My obvious not belonging here. My not being one of them. My not having the financial and emotional means to be one of them. See, there, I wish I was one of those folks shoveling the snow from the sidewalks, scattering grains of salt on the frozen parts, just to know how it feels. I'd be singing some song and someone would smile at me as they walk by.

So I bring with me my not having a purpose. Hands in pockets, a silly smile on my face, always there, telling what I am, a spectator of the most trivial things, and all the other things, unreal only because I am unreal.

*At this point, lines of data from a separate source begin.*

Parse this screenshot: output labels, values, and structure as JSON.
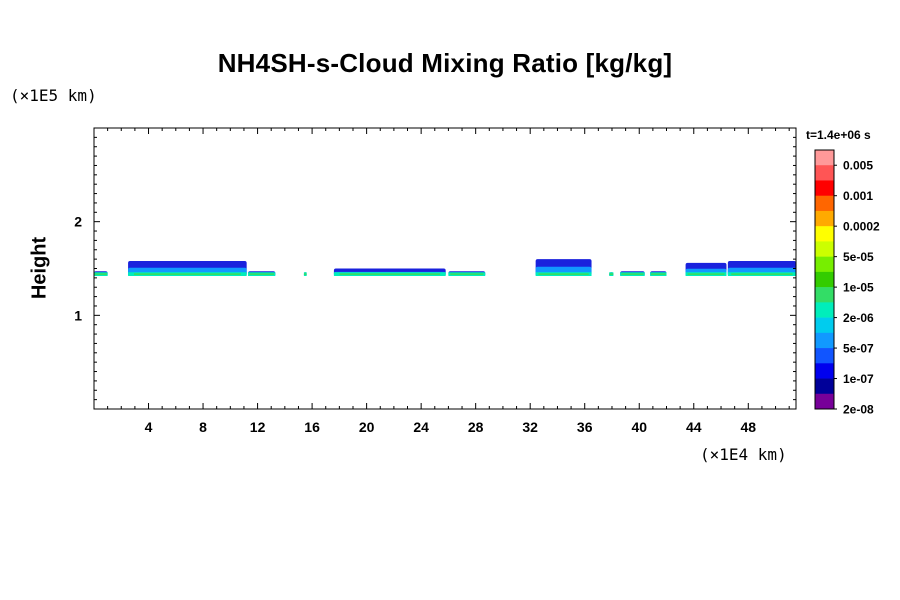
{
  "chart_data": {
    "type": "contour",
    "title": "NH4SH-s-Cloud Mixing Ratio [kg/kg]",
    "ylabel": "Height",
    "xlabel": "",
    "x_unit": "(×1E4 km)",
    "y_unit": "(×1E5 km)",
    "time_label": "t=1.4e+06 s",
    "xlim": [
      0,
      51.5
    ],
    "ylim": [
      0,
      3
    ],
    "x_ticks": [
      4,
      8,
      12,
      16,
      20,
      24,
      28,
      32,
      36,
      40,
      44,
      48
    ],
    "y_ticks": [
      1,
      2
    ],
    "colorbar": {
      "labels": [
        "0.005",
        "0.001",
        "0.0002",
        "5e-05",
        "1e-05",
        "2e-06",
        "5e-07",
        "1e-07",
        "2e-08"
      ],
      "colors": [
        "#ff9999",
        "#ff5555",
        "#ff0000",
        "#ff6600",
        "#ffaa00",
        "#ffff00",
        "#ccff00",
        "#77ee00",
        "#33cc00",
        "#33dd66",
        "#00eebb",
        "#00ccee",
        "#1199ff",
        "#1155ff",
        "#0000ee",
        "#000099",
        "#770099"
      ]
    },
    "cloud_band": {
      "height_range": [
        1.42,
        1.6
      ],
      "segments": [
        {
          "x": [
            0,
            1.0
          ],
          "top": 1.47
        },
        {
          "x": [
            2.5,
            11.2
          ],
          "top": 1.58
        },
        {
          "x": [
            11.3,
            13.3
          ],
          "top": 1.47
        },
        {
          "x": [
            15.4,
            15.6
          ],
          "top": 1.46
        },
        {
          "x": [
            17.6,
            25.8
          ],
          "top": 1.5
        },
        {
          "x": [
            26,
            28.7
          ],
          "top": 1.47
        },
        {
          "x": [
            32.4,
            36.5
          ],
          "top": 1.6
        },
        {
          "x": [
            37.8,
            38.1
          ],
          "top": 1.46
        },
        {
          "x": [
            38.6,
            40.4
          ],
          "top": 1.47
        },
        {
          "x": [
            40.8,
            42
          ],
          "top": 1.47
        },
        {
          "x": [
            43.4,
            46.4
          ],
          "top": 1.56
        },
        {
          "x": [
            46.5,
            51.5
          ],
          "top": 1.58
        }
      ]
    }
  }
}
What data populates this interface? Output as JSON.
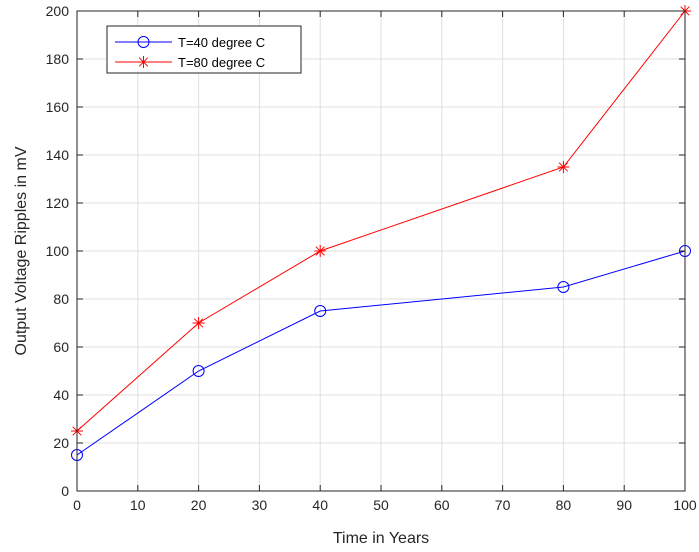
{
  "chart_data": {
    "type": "line",
    "title": "",
    "xlabel": "Time in Years",
    "ylabel": "Output Voltage Ripples in mV",
    "xlim": [
      0,
      100
    ],
    "ylim": [
      0,
      200
    ],
    "xticks": [
      0,
      10,
      20,
      30,
      40,
      50,
      60,
      70,
      80,
      90,
      100
    ],
    "yticks": [
      0,
      20,
      40,
      60,
      80,
      100,
      120,
      140,
      160,
      180,
      200
    ],
    "grid": true,
    "legend_position": "top-left",
    "series": [
      {
        "name": "T=40 degree C",
        "color": "#0000ff",
        "marker": "circle",
        "x": [
          0,
          20,
          40,
          80,
          100
        ],
        "y": [
          15,
          50,
          75,
          85,
          100
        ]
      },
      {
        "name": "T=80 degree C",
        "color": "#ff0000",
        "marker": "asterisk",
        "x": [
          0,
          20,
          40,
          80,
          100
        ],
        "y": [
          25,
          70,
          100,
          135,
          200
        ]
      }
    ]
  }
}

Once again I think of that phrase from the Nicolas Born's novel I am reading, The Deception . Well, I forgot it in Milan, together with the stupid cable to download the pictures from my camera (shit), so I quote from memory: Ends and Goals are never so important as Means.
Whether you're waging a war, or helping someone, or just going on with your life. What really count are the ways you're adopting. The real truth is that the machiavellan logic should always be reversed. So it doesn't count why you are at war or at peace or at love, it counts how you behave to get there. And if your ways are sick, or rotten or phony, then even your best aims aren't any good, and what you're doing isn't any good.
I don't think this forgives me for feeling so aimless, still aimless, after all these years. Does it? Even ashamed of having come all this way to feel like this, on my first day, and also, not really caring: and still feeling good and not caring. I wonder what's wrong with me.

-- In picture, above: saturday morning, "except sun"


 
 

 

2 Responses to “st. Patrick's day, New York, sparse notes” :

Andy said

Sorry to hear it’s so cold. I’m not sure that being aimless is so bad, even if it has been a long time. Keep your mind open for anything that may turn up and I think that aimlessness can, sometimes, be the best way. It’s only other people’s perceptions and their strictures that insist that one should have goals and aims. Enjoy the feeling of being there, the sights and sounds of life in the Big Apple. I’m looking forward to some interesting posts and views of life in the States.